Listen to the news at twelve.

Walk the building at three and five.

Snooze freely.

He’d brought some books with him but found he couldn’t concentrate.

After a week of this, he filled his flask with Jameson, told himself,

1. Keeps me warm.

2. Gives me a little lift.

The second week was a lot more fun, wandering the floors, a little pissed; he felt good.

Thursday night, he was startled to hear movement on the floor above.

Muttered,

“Mighty big rat.”

(He wasn’t completely wrong.)

He’d just got comfortable, the heater on, thermal blanket wrapped snugly round him, the Jameson whispering happy thoughts.

“Fuck,”

He said.

He shucked the blanket off, got his torch, headed up.

On the second floor he saw the floor was wet.

“A leak?”

Then he was shocked by a wave of cold liquid thrown over him, turned, muttering,

“What the hell?”

He was soaked, saw a man in a dark track suit holding liter water bottles.

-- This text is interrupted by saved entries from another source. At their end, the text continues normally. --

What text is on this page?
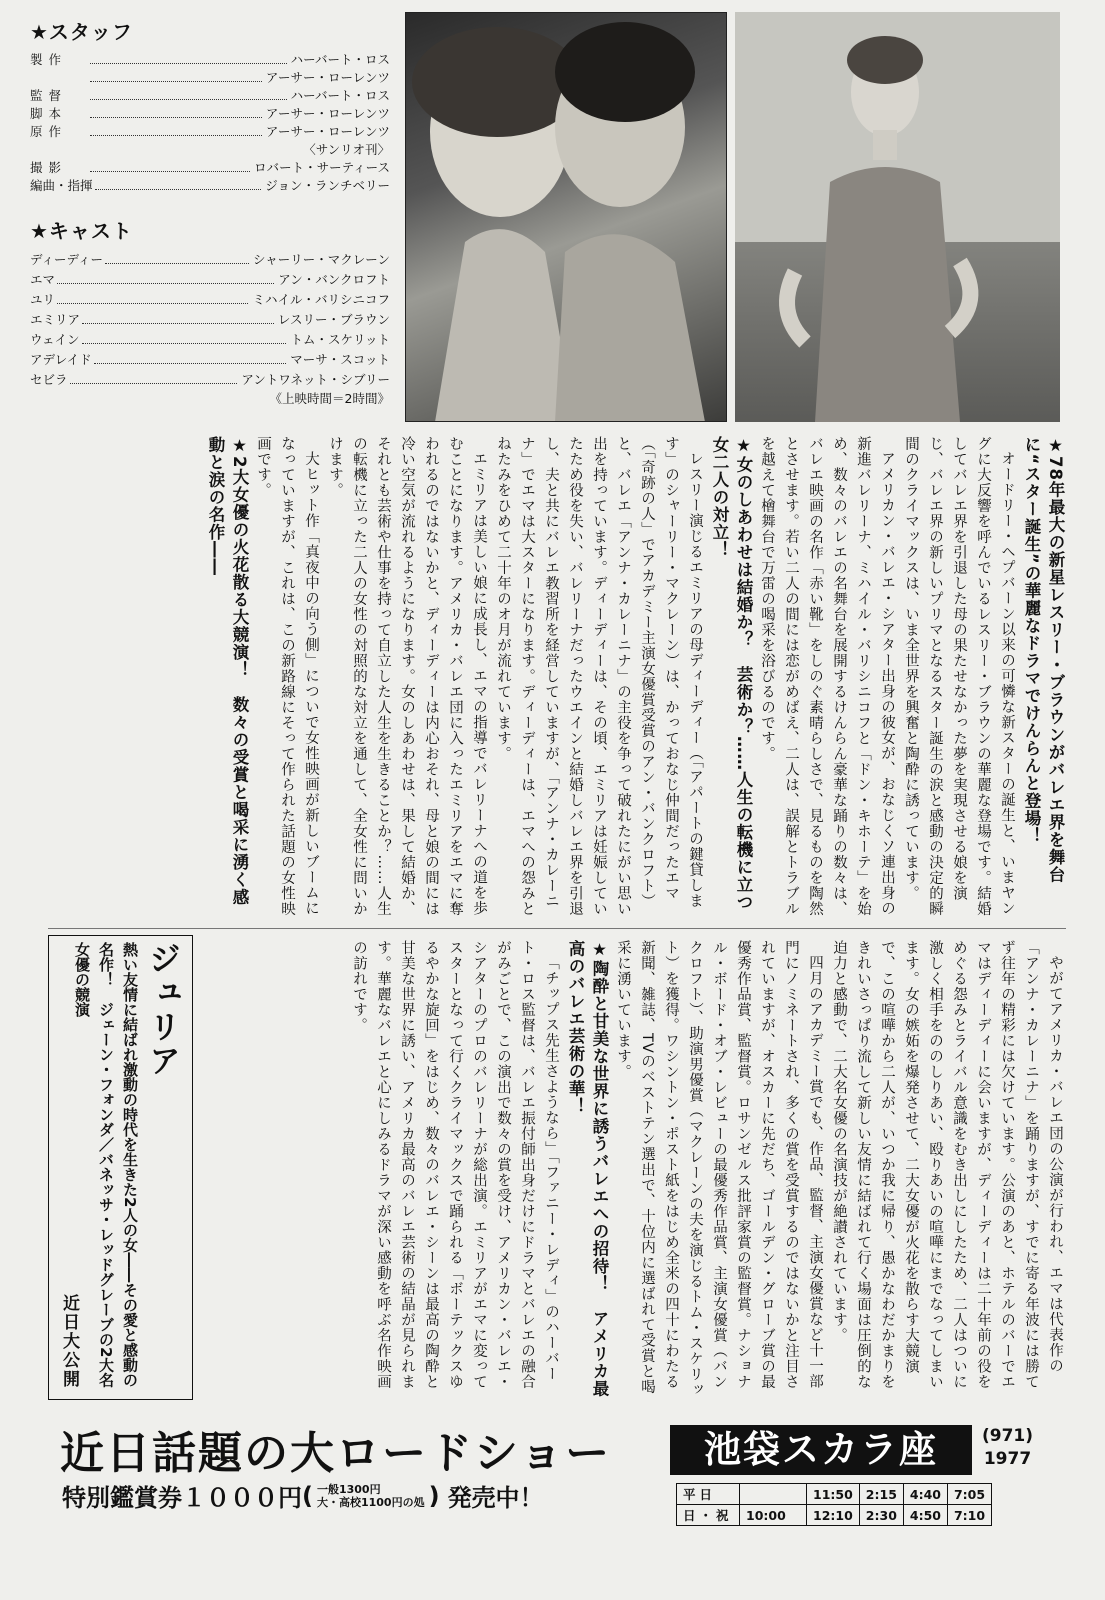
★スタッフ
製作	ハーバート・ロス
アーサー・ローレンツ
監督	ハーバート・ロス
脚本	アーサー・ローレンツ
原作	アーサー・ローレンツ
〈サンリオ刊〉
撮影	ロバート・サーティース
編曲・指揮	ジョン・ランチベリー
★キャスト
ディーディー	シャーリー・マクレーン
エマ	アン・バンクロフト
ユリ	ミハイル・バリシニコフ
エミリア	レスリー・ブラウン
ウェイン	トム・スケリット
アデレイド	マーサ・スコット
セビラ	アントワネット・シブリー
《上映時間＝2時間》

★78年最大の新星レスリー・ブラウンがバレエ界を舞台に“スター誕生”の華麗なドラマでけんらんと登場！

オードリー・ヘプバーン以来の可憐な新スターの誕生と、いまヤングに大反響を呼んでいるレスリー・ブラウンの華麗な登場です。結婚してバレエ界を引退した母の果たせなかった夢を実現させる娘を演じ、バレエ界の新しいプリマとなるスター誕生の涙と感動の決定的瞬間のクライマックスは、いま全世界を興奮と陶酔に誘っています。

アメリカン・バレエ・シアター出身の彼女が、おなじくソ連出身の新進バレリーナ、ミハイル・バリシニコフと「ドン・キホーテ」を始め、数々のバレエの名舞台を展開するけんらん豪華な踊りの数々は、バレエ映画の名作「赤い靴」をしのぐ素晴らしさで、見るものを陶然とさせます。若い二人の間には恋がめばえ、二人は、誤解とトラブルを越えて檜舞台で万雷の喝采を浴びるのです。

★女のしあわせは結婚か？　芸術か？……人生の転機に立つ女二人の対立！

レスリー演じるエミリアの母ディーディー（「アパートの鍵貸します」のシャーリー・マクレーン）は、かっておなじ仲間だったエマ（「奇跡の人」でアカデミー主演女優賞受賞のアン・バンクロフト）と、バレエ「アンナ・カレーニナ」の主役を争って破れたにがい思い出を持っています。ディーディーは、その頃、エミリアは妊娠していたため役を失い、バレリーナだったウエインと結婚しバレエ界を引退し、夫と共にバレエ教習所を経営していますが、「アンナ・カレーニナ」でエマは大スターになります。ディーディーは、エマへの怨みとねたみをひめて二十年のオ月が流れています。

エミリアは美しい娘に成長し、エマの指導でバレリーナへの道を歩むことになります。アメリカ・バレエ団に入ったエミリアをエマに奪われるのではないかと、ディーディーは内心おそれ、母と娘の間には冷い空気が流れるようになります。女のしあわせは、果して結婚か、それとも芸術や仕事を持って自立した人生を生きることか？……人生の転機に立った二人の女性の対照的な対立を通して、全女性に問いかけます。

大ヒット作「真夜中の向う側」についで女性映画が新しいブームになっていますが、これは、この新路線にそって作られた話題の女性映画です。

★2大女優の火花散る大競演！　数々の受賞と喝采に湧く感動と涙の名作――

やがてアメリカ・バレエ団の公演が行われ、エマは代表作の「アンナ・カレーニナ」を踊りますが、すでに寄る年波には勝てず往年の精彩には欠けています。公演のあと、ホテルのバーでエマはディーディーに会いますが、ディーディーは二十年前の役をめぐる怨みとライバル意識をむき出しにしたため、二人はついに激しく相手をののしりあい、殴りあいの喧嘩にまでなってしまいます。女の嫉妬を爆発させて、二大女優が火花を散らす大競演で、この喧嘩から二人が、いつか我に帰り、愚かなわだかまりをきれいさっぱり流して新しい友情に結ばれて行く場面は圧倒的な迫力と感動で、二大名女優の名演技が絶讃されています。

四月のアカデミー賞でも、作品、監督、主演女優賞など十一部門にノミネートされ、多くの賞を受賞するのではないかと注目されていますが、オスカーに先だち、ゴールデン・グローブ賞の最優秀作品賞、監督賞。ロサンゼルス批評家賞の監督賞。ナショナル・ボード・オブ・レビューの最優秀作品賞、主演女優賞（バンクロフト）、助演男優賞（マクレーンの夫を演じるトム・スケリット）を獲得。ワシントン・ポスト紙をはじめ全米の四十にわたる新聞、雑誌、TVのベストテン選出で、十位内に選ばれて受賞と喝采に湧いています。

★陶酔と甘美な世界に誘うバレエへの招待！　アメリカ最高のバレエ芸術の華！

「チップス先生さようなら」「ファニー・レディ」のハーバート・ロス監督は、バレエ振付師出身だけにドラマとバレエの融合がみごとで、この演出で数々の賞を受け、アメリカン・バレエ・シアターのプロのバレリーナが総出演。エミリアがエマに変ってスターとなって行くクライマックスで踊られる「ボーテックスゆるやかな旋回」をはじめ、数々のバレエ・シーンは最高の陶酔と甘美な世界に誘い、アメリカ最高のバレエ芸術の結晶が見られます。華麗なバレエと心にしみるドラマが深い感動を呼ぶ名作映画の訪れです。

ジュリア
熱い友情に結ばれ激動の時代を生きた2人の女――その愛と感動の名作！　ジェーン・フォンダ／バネッサ・レッドグレーブの2大名女優の競演
近日大公開
近日話題の大ロードショー
特別鑑賞券１０００円 ( 一般1300円
大・高校1100円の処 ) 発売中！
池袋スカラ座	(971)
1977
平日		11:50	2:15	4:40	7:05
日・祝	10:00	12:10	2:30	4:50	7:10
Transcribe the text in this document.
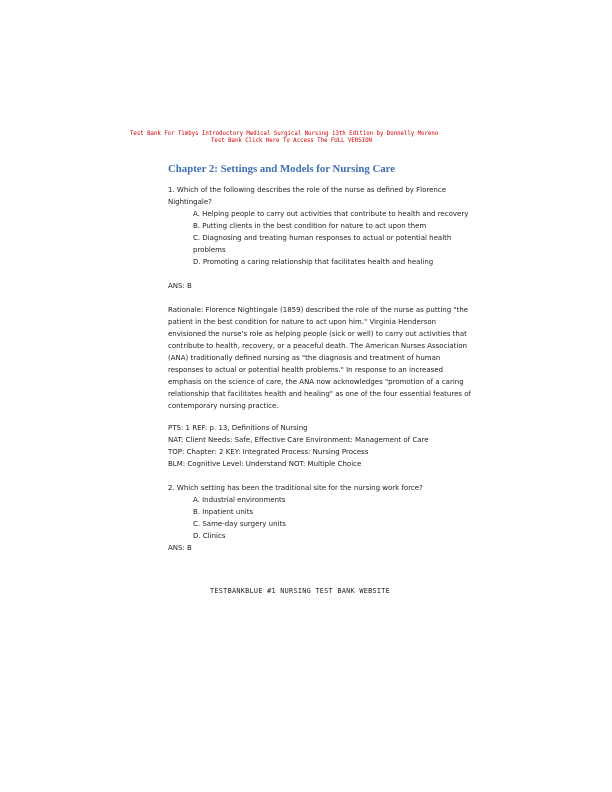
Test Bank For Timbys Introductory Medical Surgical Nursing 13th Edition by Donnelly Moreno
Test Bank Click Here To Access The FULL VERSION
Chapter 2: Settings and Models for Nursing Care
1. Which of the following describes the role of the nurse as defined by Florence
Nightingale?
A. Helping people to carry out activities that contribute to health and recovery
B. Putting clients in the best condition for nature to act upon them
C. Diagnosing and treating human responses to actual or potential health
problems
D. Promoting a caring relationship that facilitates health and healing
ANS: B
Rationale: Florence Nightingale (1859) described the role of the nurse as putting "the
patient in the best condition for nature to act upon him." Virginia Henderson
envisioned the nurse's role as helping people (sick or well) to carry out activities that
contribute to health, recovery, or a peaceful death. The American Nurses Association
(ANA) traditionally defined nursing as "the diagnosis and treatment of human
responses to actual or potential health problems." In response to an increased
emphasis on the science of care, the ANA now acknowledges "promotion of a caring
relationship that facilitates health and healing" as one of the four essential features of
contemporary nursing practice.
PTS: 1 REF: p. 13, Definitions of Nursing
NAT: Client Needs: Safe, Effective Care Environment: Management of Care
TOP: Chapter: 2 KEY: Integrated Process: Nursing Process
BLM: Cognitive Level: Understand NOT: Multiple Choice
2. Which setting has been the traditional site for the nursing work force?
A. Industrial environments
B. Inpatient units
C. Same-day surgery units
D. Clinics
ANS: B
TESTBANKBLUE #1 NURSING TEST BANK WEBSITE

Then the smell. He lifted his arm, smelled the liquid, his heart pounding, and said,

“Petrol.”

The man, in shadow, let the bottles drop, took out a single long match, said,

“This is not a safety match.”

The old guard, frightened beyond belief, tried,

“What?”

The man, in a quiet reasonable tone, explained,

“It means you can strike it off a piece of wood.”

Paused.

Flicked the match against a beam,

Continued (with a hint of amusement),

“It should light instantly.”

But it didn’t.

The man shrugged, said,

“Nothing’s reliable, eh?”

Then asked,

“What’s your name?”

The man, scared shitless, managed,

“Sean.”

The man nodded as if this was of some import, asked,

“Would you describe yourself as lucky?”

Sean, despite his fear, snarled,

“Yeah, right, lucky, that’s me, my fucking cup overflowed.”

The man actually tut-tutted, reprimanded,

“Now no need for that language. Let’s keep a civil tone.”

He raised the match, asked,

“What do you say, Sean, want to go again?”